Edward would not have needed a promise of marriage with Eleanor. All he had to do was promise to reinstate her lands. Richard made the whole thing up despite what the revisionists say. No need for a complicated theory Occam’s razor works every time
A very good point – the thing is though that I hadn’t realised that Edward hadn’t regularised his marriage to Elizabeth Woodville so whether he was married to Eleanor or not, legally speaking Richard was in the right of it – so why make up the whole rigmarole of a pre-contract? That’s the thing with history, most of us do like a juicy conspiracy theory.
He didn’t need to, not if he had acquired a marriage licence first.

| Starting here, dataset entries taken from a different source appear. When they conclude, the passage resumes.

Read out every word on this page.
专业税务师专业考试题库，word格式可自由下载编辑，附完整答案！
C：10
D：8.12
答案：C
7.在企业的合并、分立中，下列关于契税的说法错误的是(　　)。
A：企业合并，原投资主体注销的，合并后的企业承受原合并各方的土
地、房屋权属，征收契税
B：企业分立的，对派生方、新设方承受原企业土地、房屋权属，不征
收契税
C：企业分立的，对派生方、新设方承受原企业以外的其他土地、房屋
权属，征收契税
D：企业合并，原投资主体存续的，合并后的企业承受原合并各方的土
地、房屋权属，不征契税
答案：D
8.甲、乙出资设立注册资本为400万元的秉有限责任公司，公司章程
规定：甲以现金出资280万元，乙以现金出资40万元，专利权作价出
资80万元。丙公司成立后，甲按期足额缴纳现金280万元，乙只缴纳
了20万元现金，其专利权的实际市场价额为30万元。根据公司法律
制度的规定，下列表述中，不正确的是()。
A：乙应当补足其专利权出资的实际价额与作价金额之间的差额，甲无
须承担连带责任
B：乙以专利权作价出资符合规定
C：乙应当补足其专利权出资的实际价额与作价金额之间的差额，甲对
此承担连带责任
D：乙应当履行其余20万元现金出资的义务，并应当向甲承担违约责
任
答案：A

Sorry Julia but the bad news is that Edward IV did ‘t need a papal dispensation , all he needed was a marriage licence which had become available in the fourteenth century, there weren’t any Carmelite nuns in England as the Carmelite Order had not yet set up its Second Order and that since the time of William the Conqueror any matter pertaining to bigamy whether civil or criminal (1604) has always been a matter for the Courts.
As it Is I think the question should be who married for the second time,Edward or Eleanor and if she did n’t where does that leave the bigamy charge ? And if she did who were the witnesses’?
Uhm – https://murreyandblue.wordpress.com/2018/06/30/the-carmelite-friary-of-norwich-known-as-whitefriars-burial-place-of-eleanor-talbot/. And in reverse order – 1) No need for witnesses in medieval marriage though it was frowned upon for obvious reasons, 2) Doesn’t matter whether Edward or Eleanor or both remarried whilst the other was still living – bigamy stands. 3) Ecclesiastical courts before 1604 Common Law courts after.
I enjoyed this article and it did change my mind but probably not as expected. I have always thought there was a distinct possibility that the pre-contract with Eleanor Butler was true. After reading the evidence you put forth I now sincerely doubt it. The one point that stood out to me is that the Earl of Warrick aka the Kingmaker, was her uncle. By all accounts he hated the Woodvilles and especially Elizabeth. I can not imagine he would have allowed this to play out without shouting it from the highest tower in London. Given his popularity at the time there would have been many who would have listened to him. He didn’t speak up at the time when he found out Edward had married Elizabeth. He didn’t speak out when he moved against Edward to put Henry VI back on the throne. He didn’t speak out when Edward was under house arrest in Warrick’s home; when Edward and Richard were exiled in Europe; when he allowed Clarence to marry his oldest daughter; or when he, Warrick, was in France forming an alliance with Margaret of Anjou through the marriage of his youngest daughter to Margaret’s son. No, I don’t believe now there is any possibility that Eleanor’s powerful uncle would have taken all these extreme measures and never shared this juicy bit of scandal that would have illegitimatimized Elizabeth’s children and effectively ended Edward’s reign.